Het verloop van de procedure blijkt uit:
- het verzoekschrift met producties, ingediend op 6 maart 2013;
- de producties, ingediend door Westin op 8 maart 2013;
- de producties, ingediend door het Land op 8 maart 2013;
- het verzoek, per faxbericht ingediend door de vereniging Aruba Hotel & Tourism Association (hierna te noemen: AHATA) op 10 maart 2013 om zich aan de zijde van Westin te mogen voegen in het geding;
- de aantekeningen van de griffier van de openbare terechtzitting die heeft plaatsgevonden op 11 maart 2013, waar Westin is vertegenwoordigd door haar gemachtigden.
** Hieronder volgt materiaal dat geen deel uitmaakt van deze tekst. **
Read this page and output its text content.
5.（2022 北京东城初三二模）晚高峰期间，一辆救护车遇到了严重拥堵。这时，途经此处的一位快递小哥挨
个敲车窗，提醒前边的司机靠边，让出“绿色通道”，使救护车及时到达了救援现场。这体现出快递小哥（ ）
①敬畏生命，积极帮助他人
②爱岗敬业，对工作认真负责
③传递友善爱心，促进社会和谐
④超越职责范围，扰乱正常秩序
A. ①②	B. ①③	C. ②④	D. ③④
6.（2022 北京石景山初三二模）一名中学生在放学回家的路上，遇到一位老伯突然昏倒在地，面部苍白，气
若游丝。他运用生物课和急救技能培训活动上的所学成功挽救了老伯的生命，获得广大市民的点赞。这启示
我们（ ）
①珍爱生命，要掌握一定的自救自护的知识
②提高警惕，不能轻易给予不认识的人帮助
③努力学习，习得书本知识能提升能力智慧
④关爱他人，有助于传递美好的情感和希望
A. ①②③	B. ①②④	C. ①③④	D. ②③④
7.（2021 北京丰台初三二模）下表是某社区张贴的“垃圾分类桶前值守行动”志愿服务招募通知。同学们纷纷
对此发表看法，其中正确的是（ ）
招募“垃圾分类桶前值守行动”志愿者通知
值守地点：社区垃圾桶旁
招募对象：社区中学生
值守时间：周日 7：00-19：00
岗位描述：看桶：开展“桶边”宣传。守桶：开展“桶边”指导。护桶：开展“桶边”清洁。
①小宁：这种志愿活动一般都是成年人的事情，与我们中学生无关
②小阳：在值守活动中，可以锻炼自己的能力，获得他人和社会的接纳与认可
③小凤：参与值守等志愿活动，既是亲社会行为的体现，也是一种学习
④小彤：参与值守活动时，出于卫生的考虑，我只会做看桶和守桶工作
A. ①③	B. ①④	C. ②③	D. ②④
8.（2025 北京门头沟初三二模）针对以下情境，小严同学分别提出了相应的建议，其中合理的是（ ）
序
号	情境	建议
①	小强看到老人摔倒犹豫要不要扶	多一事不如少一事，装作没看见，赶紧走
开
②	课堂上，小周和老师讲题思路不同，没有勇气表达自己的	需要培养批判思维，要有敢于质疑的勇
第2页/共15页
Gedaagde is verschenen bij gemachtigde. Tevens is in persoon verschenen de Landsbemiddelaar, A. Pontilius.
Ter gelegenheid van de behandeling ter zitting hebben Westin en het Land op het verzoek van AHATA om zich te mogen voegen gereageerd. Het gerecht heeft het verzoek van AHATA vervolgens afgewezen wegens strijd met een goede procesorde, nu het verzoek niet voldoet aan de in artikel 53 van het Procesreglement gestelde eis dat het uiterlijk op 14:00 uur op de aan de zitting voorafgaande werkdag wordt ingediend (10 maart 2013 was een zondag) en het een (summiere) aanduiding bevat van hetgeen daaraan ten grondslag ligt.
De gemachtigden van partijen hebben het woord gevoerd aan de hand van de overgelegde pleitnotities.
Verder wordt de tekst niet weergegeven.